Так что высказанную Алтуховым мысль о том, что критическое расстояние до земли пилоты чувствуют задницей, можно было бы как-то связать с представлением о длине ноги человека (а у лётчика с расстоянием от этой самой задницы до выпущенных шасси и с ощущением того, что оно катастрофически сокращается). Но чем здесь может помочь введённая Наполеоном и принятая почти всем миром современная система мер, основанная на научных представлениях о длине парижского меридиана? И как она соотносится с повседневным пространством, в котором живёт человек? Сонин знал, что не последнюю роль в восприятии пространства играла бинокулярность зрения и понимал, что развитая способность к определению расстояний скорее всего результат обучения.
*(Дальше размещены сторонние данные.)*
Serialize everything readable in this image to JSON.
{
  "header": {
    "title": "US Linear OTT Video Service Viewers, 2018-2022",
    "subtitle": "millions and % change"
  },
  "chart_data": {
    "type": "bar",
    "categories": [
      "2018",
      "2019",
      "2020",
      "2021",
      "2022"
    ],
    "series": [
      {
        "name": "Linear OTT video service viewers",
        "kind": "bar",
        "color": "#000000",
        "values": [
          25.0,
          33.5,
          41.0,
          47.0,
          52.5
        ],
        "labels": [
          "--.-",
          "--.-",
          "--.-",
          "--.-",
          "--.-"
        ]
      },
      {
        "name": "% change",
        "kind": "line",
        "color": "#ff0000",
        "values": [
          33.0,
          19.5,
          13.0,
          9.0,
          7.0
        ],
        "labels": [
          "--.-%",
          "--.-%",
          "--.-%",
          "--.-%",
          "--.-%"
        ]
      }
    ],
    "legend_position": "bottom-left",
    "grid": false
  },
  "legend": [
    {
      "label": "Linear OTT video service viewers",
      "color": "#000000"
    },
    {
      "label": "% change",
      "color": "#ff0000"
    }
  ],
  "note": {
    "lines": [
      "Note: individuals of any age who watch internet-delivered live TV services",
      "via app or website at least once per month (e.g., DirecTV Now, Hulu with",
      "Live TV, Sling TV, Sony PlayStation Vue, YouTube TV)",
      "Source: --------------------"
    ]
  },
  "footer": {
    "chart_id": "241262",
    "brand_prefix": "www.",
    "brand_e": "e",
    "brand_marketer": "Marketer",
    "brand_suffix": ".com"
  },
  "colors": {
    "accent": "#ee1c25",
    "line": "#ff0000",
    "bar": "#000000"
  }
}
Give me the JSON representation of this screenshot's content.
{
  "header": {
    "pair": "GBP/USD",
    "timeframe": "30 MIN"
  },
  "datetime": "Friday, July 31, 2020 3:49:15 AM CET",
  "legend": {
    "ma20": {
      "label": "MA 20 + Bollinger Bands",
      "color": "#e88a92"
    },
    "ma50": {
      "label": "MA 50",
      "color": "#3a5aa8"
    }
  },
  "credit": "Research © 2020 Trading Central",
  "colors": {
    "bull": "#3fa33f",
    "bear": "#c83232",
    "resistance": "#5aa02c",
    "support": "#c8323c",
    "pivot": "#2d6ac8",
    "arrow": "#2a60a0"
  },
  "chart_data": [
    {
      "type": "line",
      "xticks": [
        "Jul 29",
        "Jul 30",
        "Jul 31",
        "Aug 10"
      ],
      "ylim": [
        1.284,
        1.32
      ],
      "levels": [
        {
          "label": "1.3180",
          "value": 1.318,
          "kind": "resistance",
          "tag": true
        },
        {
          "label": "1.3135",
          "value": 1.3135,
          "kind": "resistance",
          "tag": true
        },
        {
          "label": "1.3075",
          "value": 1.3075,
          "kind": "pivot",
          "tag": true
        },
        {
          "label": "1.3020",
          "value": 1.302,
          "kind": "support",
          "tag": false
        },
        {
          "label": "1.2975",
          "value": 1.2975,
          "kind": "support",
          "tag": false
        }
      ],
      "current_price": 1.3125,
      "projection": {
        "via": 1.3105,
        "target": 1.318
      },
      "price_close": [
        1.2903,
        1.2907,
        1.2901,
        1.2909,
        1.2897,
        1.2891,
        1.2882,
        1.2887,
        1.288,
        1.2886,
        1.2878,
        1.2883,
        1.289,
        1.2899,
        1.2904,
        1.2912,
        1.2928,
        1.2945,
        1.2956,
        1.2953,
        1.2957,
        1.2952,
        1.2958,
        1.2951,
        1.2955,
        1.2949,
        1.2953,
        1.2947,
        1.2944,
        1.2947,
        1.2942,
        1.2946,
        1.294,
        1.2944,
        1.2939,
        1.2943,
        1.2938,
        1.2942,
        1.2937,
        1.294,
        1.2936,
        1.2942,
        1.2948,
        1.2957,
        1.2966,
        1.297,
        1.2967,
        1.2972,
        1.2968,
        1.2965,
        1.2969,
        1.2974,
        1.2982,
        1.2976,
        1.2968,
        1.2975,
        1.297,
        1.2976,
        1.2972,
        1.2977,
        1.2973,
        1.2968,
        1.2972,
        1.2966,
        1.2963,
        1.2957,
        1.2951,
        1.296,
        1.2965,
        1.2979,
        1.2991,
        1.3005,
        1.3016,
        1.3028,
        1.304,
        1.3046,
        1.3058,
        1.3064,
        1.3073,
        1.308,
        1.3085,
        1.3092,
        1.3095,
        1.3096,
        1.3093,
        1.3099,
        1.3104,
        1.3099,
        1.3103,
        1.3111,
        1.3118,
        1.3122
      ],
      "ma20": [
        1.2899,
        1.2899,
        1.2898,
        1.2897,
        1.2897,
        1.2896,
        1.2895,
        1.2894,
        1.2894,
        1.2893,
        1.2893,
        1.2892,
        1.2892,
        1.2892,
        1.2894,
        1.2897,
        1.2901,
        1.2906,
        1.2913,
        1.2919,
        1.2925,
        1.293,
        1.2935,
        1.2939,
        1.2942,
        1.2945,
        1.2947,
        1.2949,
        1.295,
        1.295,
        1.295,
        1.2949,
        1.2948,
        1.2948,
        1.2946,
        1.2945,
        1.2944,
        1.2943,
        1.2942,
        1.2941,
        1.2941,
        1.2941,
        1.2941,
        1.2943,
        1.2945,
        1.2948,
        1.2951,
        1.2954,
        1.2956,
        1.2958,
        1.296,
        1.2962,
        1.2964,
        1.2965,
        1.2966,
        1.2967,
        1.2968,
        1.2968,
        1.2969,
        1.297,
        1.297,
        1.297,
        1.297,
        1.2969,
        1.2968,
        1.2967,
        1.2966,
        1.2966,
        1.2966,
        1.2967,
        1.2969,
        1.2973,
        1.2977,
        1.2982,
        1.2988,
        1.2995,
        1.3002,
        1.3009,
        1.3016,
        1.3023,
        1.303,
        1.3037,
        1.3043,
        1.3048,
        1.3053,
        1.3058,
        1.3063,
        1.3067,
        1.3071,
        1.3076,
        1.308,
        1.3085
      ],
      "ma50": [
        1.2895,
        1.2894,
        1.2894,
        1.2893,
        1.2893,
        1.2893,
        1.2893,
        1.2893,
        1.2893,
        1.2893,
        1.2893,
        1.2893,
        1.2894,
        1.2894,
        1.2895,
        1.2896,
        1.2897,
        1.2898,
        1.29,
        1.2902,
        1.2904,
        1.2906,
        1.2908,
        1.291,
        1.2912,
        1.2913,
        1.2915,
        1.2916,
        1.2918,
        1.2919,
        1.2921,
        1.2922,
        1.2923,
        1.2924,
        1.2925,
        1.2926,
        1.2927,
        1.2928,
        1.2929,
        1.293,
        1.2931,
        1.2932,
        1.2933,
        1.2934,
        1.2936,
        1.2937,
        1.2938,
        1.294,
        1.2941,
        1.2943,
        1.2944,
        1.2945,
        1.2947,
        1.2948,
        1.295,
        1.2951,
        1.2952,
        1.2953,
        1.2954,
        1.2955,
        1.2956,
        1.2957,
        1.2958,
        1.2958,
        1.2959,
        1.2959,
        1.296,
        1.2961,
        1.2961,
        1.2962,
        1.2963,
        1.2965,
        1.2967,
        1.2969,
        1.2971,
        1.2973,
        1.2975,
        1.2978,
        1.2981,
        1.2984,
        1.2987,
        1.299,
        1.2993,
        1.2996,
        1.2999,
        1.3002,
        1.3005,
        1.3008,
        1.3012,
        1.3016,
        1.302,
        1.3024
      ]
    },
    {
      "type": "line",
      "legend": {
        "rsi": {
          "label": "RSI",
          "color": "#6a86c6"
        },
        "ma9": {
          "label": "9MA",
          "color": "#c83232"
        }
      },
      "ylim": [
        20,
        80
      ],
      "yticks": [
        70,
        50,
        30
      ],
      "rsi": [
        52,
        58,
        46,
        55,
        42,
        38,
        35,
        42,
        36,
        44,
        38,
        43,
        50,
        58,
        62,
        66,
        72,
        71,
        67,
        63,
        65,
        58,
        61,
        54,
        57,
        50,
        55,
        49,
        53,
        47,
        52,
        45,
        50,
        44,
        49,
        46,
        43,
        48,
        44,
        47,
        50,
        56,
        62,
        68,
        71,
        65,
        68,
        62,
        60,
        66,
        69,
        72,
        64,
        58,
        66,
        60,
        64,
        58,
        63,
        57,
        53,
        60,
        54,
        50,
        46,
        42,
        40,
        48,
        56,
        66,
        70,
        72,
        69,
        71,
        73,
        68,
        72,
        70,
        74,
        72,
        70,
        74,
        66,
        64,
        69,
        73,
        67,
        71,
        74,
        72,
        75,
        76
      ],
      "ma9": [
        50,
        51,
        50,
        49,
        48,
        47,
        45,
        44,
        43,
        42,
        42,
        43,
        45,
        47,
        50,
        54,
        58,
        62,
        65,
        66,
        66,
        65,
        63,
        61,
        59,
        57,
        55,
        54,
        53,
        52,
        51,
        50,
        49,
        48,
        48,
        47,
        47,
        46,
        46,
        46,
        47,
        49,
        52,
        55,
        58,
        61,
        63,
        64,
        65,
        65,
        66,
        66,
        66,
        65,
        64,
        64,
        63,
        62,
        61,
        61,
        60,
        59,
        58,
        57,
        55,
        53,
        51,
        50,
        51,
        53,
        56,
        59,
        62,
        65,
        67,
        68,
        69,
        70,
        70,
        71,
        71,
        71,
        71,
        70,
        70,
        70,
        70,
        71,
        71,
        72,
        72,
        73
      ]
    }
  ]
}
Но, поскольку среди учеников были и отличники, такие как выдающиеся баскетболисты или те же лётчики-снайперы, а были и безнадёжные двоечники, к коим Сонин причислял себя, то некоторые сомнения у него всё же оставались, вот он и заехал на стоянку первой эскадрильи проконсультироваться по поводу придуманного им прибора со своим давним пациентом капитаном Васиным.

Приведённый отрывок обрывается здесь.